DocBook is a SGML and XML-format for documents. Many programming books are written in DocBook (for example BookCocoaProgMacOSX and BookCoreMacOSXandUnix). The SGML-version is being phased-out (I believe) in favour of the XML-version.

Being XML, DocBook can be transformed into any other XML-format, for example XHTML (and HTML), XSL-FO or text. XSL-FO, in turn can be converted to PDF (even though that does not work very well with current non-commercial tools).

DocBook is a modern alternative to LaTeX.

More information: http://www.docbook.org

Constructing the toolchains for docbook can be very painful, but once you have the tools in place, it’s pretty easy to create HTML, PDF, and other versions of the document. The SGML tools are more mature and produce better output (especially PDF). The XML tools are the ones being maintained, but the free ones aren’t up to the quality of the SGML ones. The for-pay XML tools I understand generate pretty good output.

As an aside, has anyone ever done anything with DocBook and Adobe inDesign?
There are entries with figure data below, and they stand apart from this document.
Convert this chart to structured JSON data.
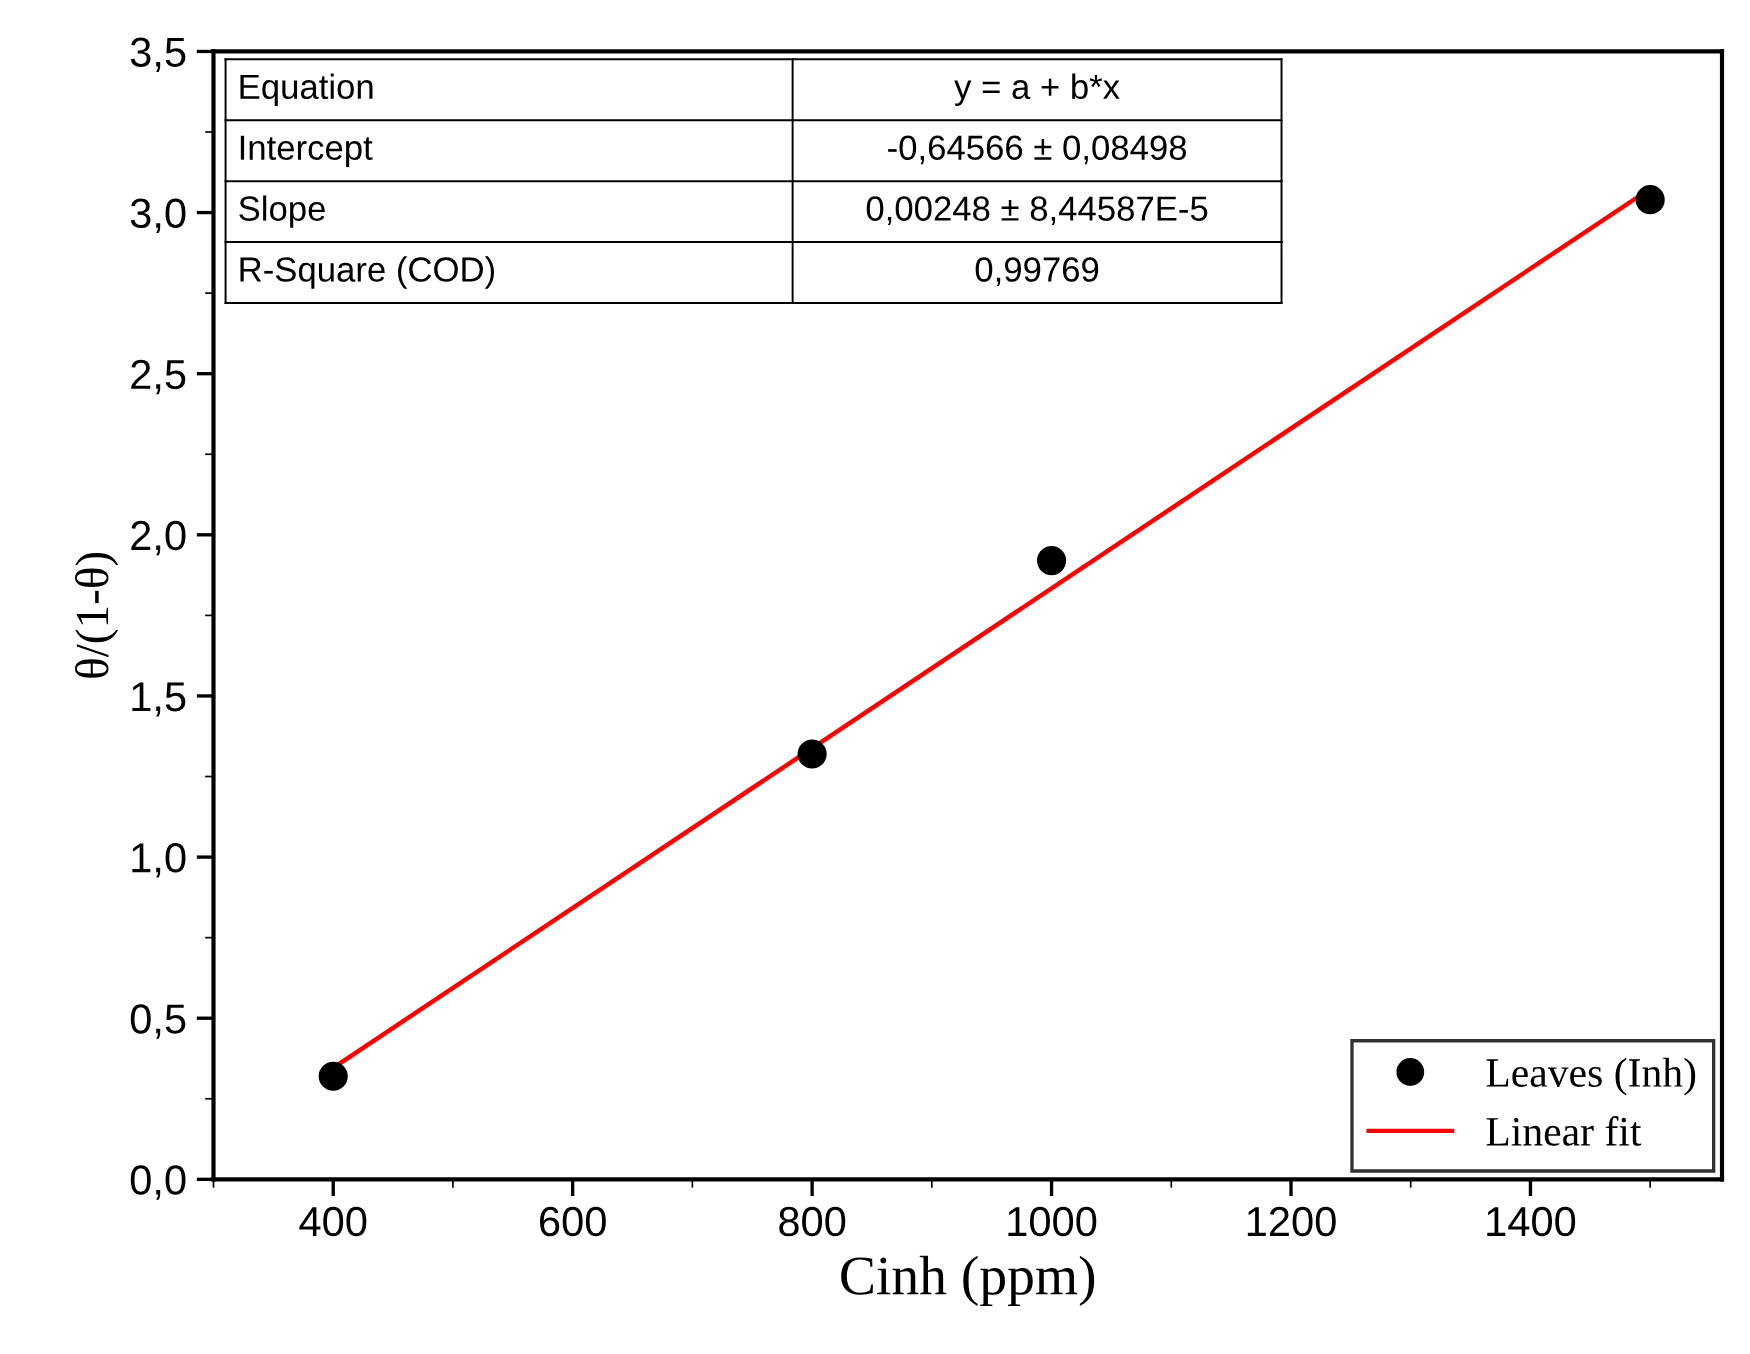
{
  "chart_data": {
    "type": "scatter",
    "xlabel": "Cinh (ppm)",
    "ylabel": "θ/(1-θ)",
    "x": [
      400,
      800,
      1000,
      1500
    ],
    "series": [
      {
        "name": "Leaves (Inh)",
        "color": "#000000",
        "values": [
          0.32,
          1.32,
          1.92,
          3.04
        ],
        "marker": "circle"
      },
      {
        "name": "Linear fit",
        "type": "line",
        "color": "#ff0000",
        "x": [
          400,
          1500
        ],
        "values": [
          0.346,
          3.074
        ],
        "line_style": "solid"
      }
    ],
    "annotations": [
      "Equation",
      "y = a + b*x",
      "Intercept",
      "-0,64566 ± 0,08498",
      "Slope",
      "0,00248 ± 8,44587E-5",
      "R-Square (COD)",
      "0,99769"
    ],
    "xlim": [
      300,
      1560
    ],
    "ylim": [
      0,
      3.5
    ],
    "xticks": [
      400,
      600,
      800,
      1000,
      1200,
      1400
    ],
    "yticks": [
      {
        "value": 0,
        "label": "0,0"
      },
      {
        "value": 0.5,
        "label": "0,5"
      },
      {
        "value": 1.0,
        "label": "1,0"
      },
      {
        "value": 1.5,
        "label": "1,5"
      },
      {
        "value": 2.0,
        "label": "2,0"
      },
      {
        "value": 2.5,
        "label": "2,5"
      },
      {
        "value": 3.0,
        "label": "3,0"
      },
      {
        "value": 3.5,
        "label": "3,5"
      }
    ],
    "legend": "bottom right",
    "grid": false
  }
}
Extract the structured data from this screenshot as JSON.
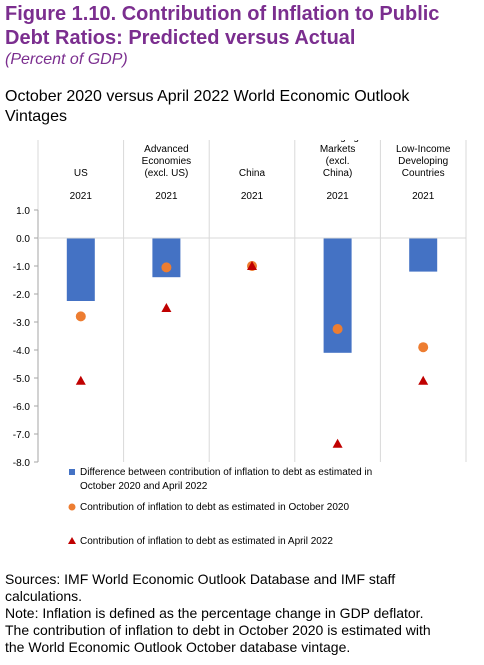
{
  "figure": {
    "title": "Figure 1.10. Contribution of Inflation to Public Debt Ratios: Predicted versus Actual",
    "units": "(Percent of GDP)",
    "subtitle": "October 2020 versus April 2022 World Economic Outlook Vintages"
  },
  "colors": {
    "title": "#7b2e8f",
    "bar": "#4472c4",
    "circle": "#ed7d31",
    "triangle": "#c00000",
    "gridline": "#d9d9d9"
  },
  "chart_data": {
    "type": "bar",
    "categories": [
      {
        "label": "US",
        "year": "2021"
      },
      {
        "label": "Advanced Economies (excl. US)",
        "year": "2021"
      },
      {
        "label": "China",
        "year": "2021"
      },
      {
        "label": "Emerging Markets (excl. China)",
        "year": "2021"
      },
      {
        "label": "Low-Income Developing Countries",
        "year": "2021"
      }
    ],
    "ylim": [
      -8.0,
      1.0
    ],
    "yticks": [
      "1.0",
      "0.0",
      "-1.0",
      "-2.0",
      "-3.0",
      "-4.0",
      "-5.0",
      "-6.0",
      "-7.0",
      "-8.0"
    ],
    "grid": true,
    "legend_position": "bottom",
    "series": [
      {
        "name": "Difference between contribution of inflation to debt as estimated in October 2020 and April 2022",
        "legend_lines": [
          "Difference between contribution of inflation to debt as estimated in",
          "October 2020 and April 2022"
        ],
        "marker": "bar",
        "values": [
          -2.25,
          -1.4,
          0.0,
          -4.1,
          -1.2
        ]
      },
      {
        "name": "Contribution of inflation to debt as estimated in October 2020",
        "legend_lines": [
          "Contribution of inflation to debt as estimated in October 2020"
        ],
        "marker": "circle",
        "values": [
          -2.8,
          -1.05,
          -1.0,
          -3.25,
          -3.9
        ]
      },
      {
        "name": "Contribution of inflation to debt as estimated in April 2022",
        "legend_lines": [
          "Contribution of inflation to debt as estimated in April 2022"
        ],
        "marker": "triangle",
        "values": [
          -5.1,
          -2.5,
          -1.0,
          -7.35,
          -5.1
        ]
      }
    ]
  },
  "notes": {
    "sources": [
      "Sources: IMF World Economic Outlook Database and IMF staff",
      "calculations."
    ],
    "note": [
      "Note: Inflation is defined as the percentage change in GDP deflator.",
      "The contribution of inflation to debt in October 2020 is estimated with",
      "the World Economic Outlook October database vintage."
    ]
  }
}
I played with it only briefly when searching for a format for writing documentation, but I found that the visual output looked sort of amateurish – but I only tried the free tools for PDF output.

–AllanOdgaard


DocBook XML to XSL-FO is a dream with Saxon ( http://saxon.sourceforge.net ) but the XSL-FO to PDF conversion with FOP (http://xml.apache.org/fop/) is a nightmare. FOP is the only non-commercial XSL-FO renderer that I’m aware of, and it sucks bigtime.

I’ve tried openjade for DocBook SGML to PDF, but since the documentation is non-existant I never got it to work.

DocBook is a good idea, but because of the lack of a free PDF-renderer it’s close to useless.

–TheoHultberg/Iconara


I haven’t actually tried it, but theoretically shouldn’t you be able to export to HTML and then use Print to save it as a PDF…?

–JediKnil

The point of rendering to PDF is that you get things like page breaks and actual control over the layout, line lengths and so on. Rendering as HTML throws all that out the door, and you can’t really automate “Save as PDF” anyway. –Theo


OpenJade is a wonderful tool. It transforms DocBook into TeX and then into PDF. You can customize its behavior by writing a stylsheet, which is a snippet of Scheme (Lisp-like) code. It’s open-source and gives outstanding results. We took the generated PDF directly from OpenJade, put it on a CD, sent it to a printer, and they sent us back the BookCoreMacOSXandUnix book. DocBook is far from useless. OpenJade was designed for SGML DocBook files, but XML is SGML, so it works just fine with DocBook XML files, too. But I agree, stay away from FOP.

If we go the way around TeX, I think that using Saxon to transform the DocBook XML to TeX-source is easier, but you may have found the documentation to OpenJade? I’d love to hear more about it. –Theo


I’m using DocBook to generate documentation for Hog Bay Notebook. It’s a pain to setup, but once working it does OK. I like it because the PDF files that it generates have tables of contents that show up in Preview’s browser drawer. What are the other options do people use to generate “User Guide” style PDF documents. (ie title pages, tables of contents, figures… not just TextEdit and print to PDF). What’s the best tool for authoring PDF on the Mac?